The film has some influences from old American literature, particularly stories that take place in the South. One is ‘The Adventures of Huckleberry Finn’, which Nichols has said heavily influenced him. Another angle Nichols conveys is that every relationship in the film is strained and has serious flaws. Our one constant is Ellis, who wants his parents to stay together and wants to help Mud, even if that means committing a crime. Nobody else seems to keep thing together.

Tye Sheridan does an amazing job as Ellis. This is his second film (the first being Terrence Malick’s ‘The Tree of Life’). Although he doesn’t talk much, his mannerisms and eyes tell his story as he figures out important life lessons for himself. His confidence and courage attract older high school girls and lead Ellis to stand up for himself against older guys. All of the disappointment and anger that comes through the characters lead up to a bloody climax that might be a tad bit clichéd, but never oversteps the mark.

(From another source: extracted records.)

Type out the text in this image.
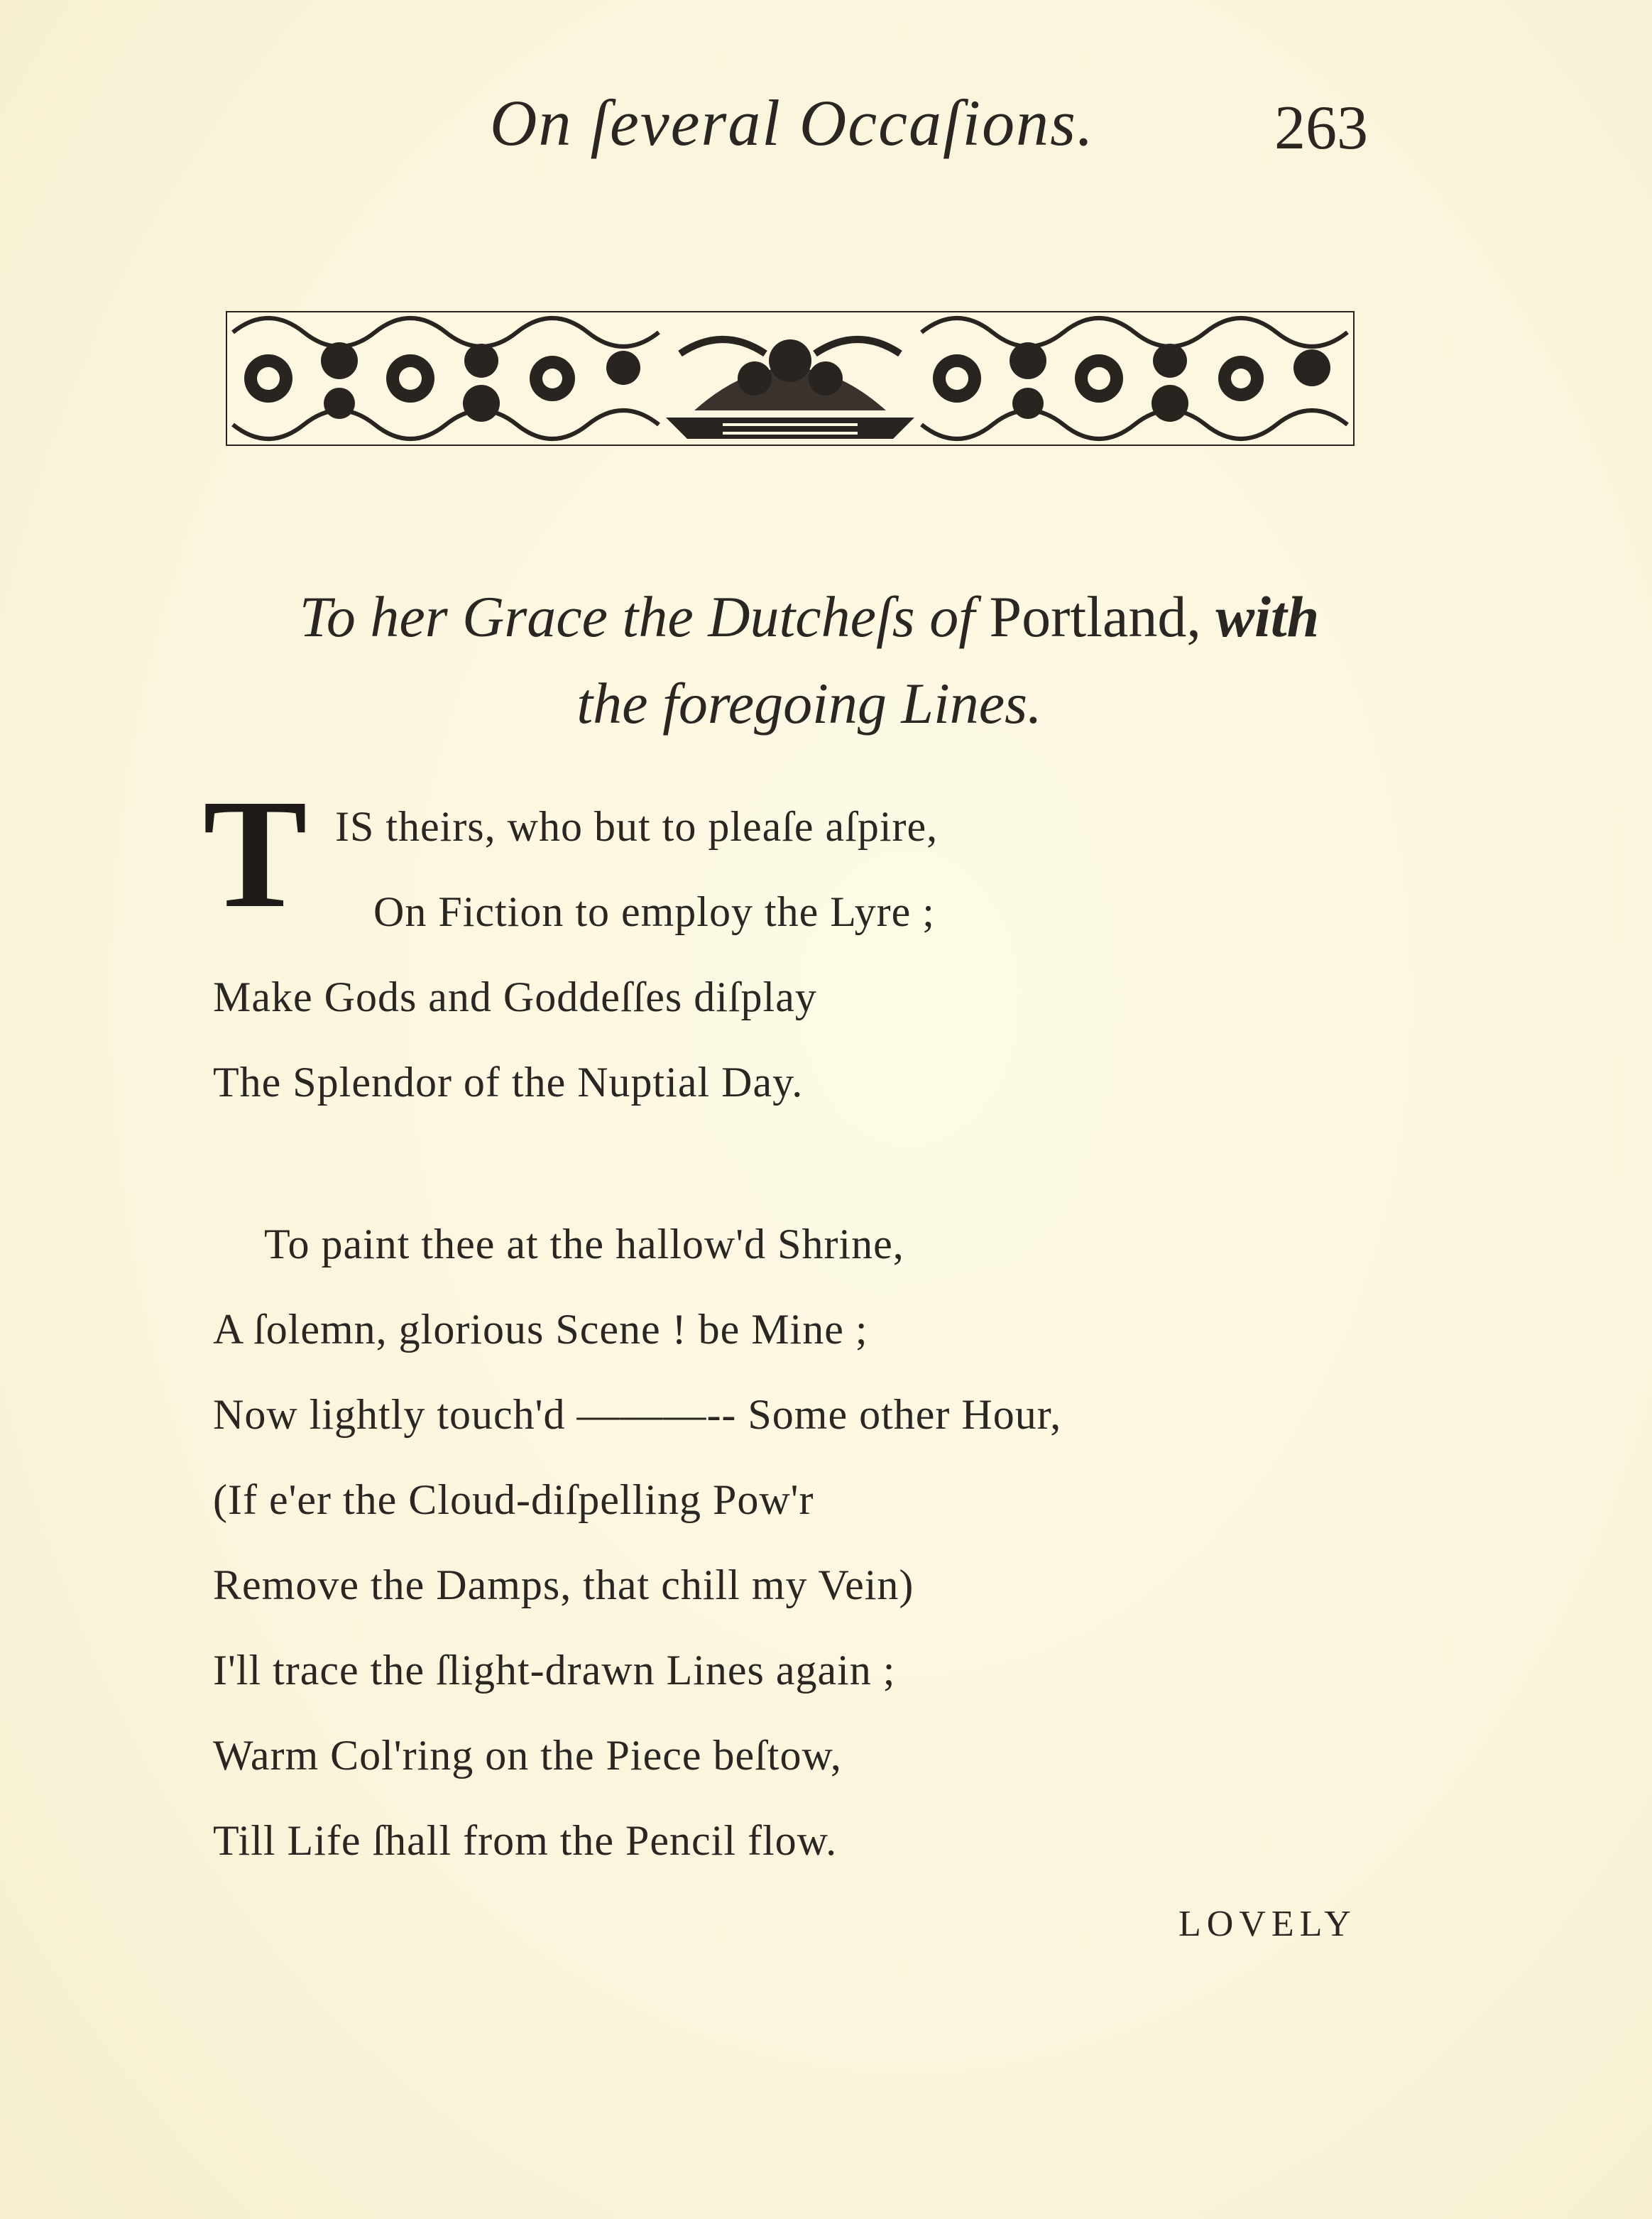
On ſeveral Occaſions.	263
To her Grace the Dutcheſs of Portland, with
the foregoing Lines.
T IS theirs, who but to pleaſe aſpire,
On Fiction to employ the Lyre ;
Make Gods and Goddeſſes diſplay
The Splendor of the Nuptial Day.
To paint thee at the hallow'd Shrine,
A ſolemn, glorious Scene ! be Mine ;
Now lightly touch'd ———-- Some other Hour,
(If e'er the Cloud-diſpelling Pow'r
Remove the Damps, that chill my Vein)
I'll trace the ſlight-drawn Lines again ;
Warm Col'ring on the Piece beſtow,
Till Life ſhall from the Pencil flow.
LOVELY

McConaughey gives a stellar performance as an outlaw who wants a second chance and just wants to be with the one he loves, even if she’s holding back. His mystique, dirtiness and even his chipped tooth all add to part of his charm, which might garner him an acting award in the future. Witherspoon takes a step away from her romantic comedies to play a tramp who’s beaten and tossed around through her life and still can’t get it together. Shannon is barely in the film, but provides some comical moments as he tries to teach life lessons to his nephew and Ellis. Sam Shepard also has a small cameo with a few surprises up his sleeve.

‘Mud’ is by far my favorite coming-of-age film of the last couple of years. My advice is to skip a big blockbuster movie weekend this summer and check out this tale of second chances. You’ll leave the theater satisfied, even if you feel a bit dirty afterwards.

Rating: ★★★★☆


  1. Checked out MUD on Friday night. What a fantastic film! I’m loving Jeff Nichols. He’s like Terrence Malick if Malick could tell narratives that were easier to digest – and it makes complete sense because Nichols and Malick are friends. At the Sundance premiere of TAKE SHELTER he explained that he cast Jessica Chastain because Malick said that she was the next best actress. (Although TAKE SHELTER came out first, TREE OF LIFE was shot long before it.) It’s no wonder why Nichols cast another Tree of Lifer – the kid is fantastic.

    I loved MUD so much that I wish I was still in college so that I could write a huge analysis of it.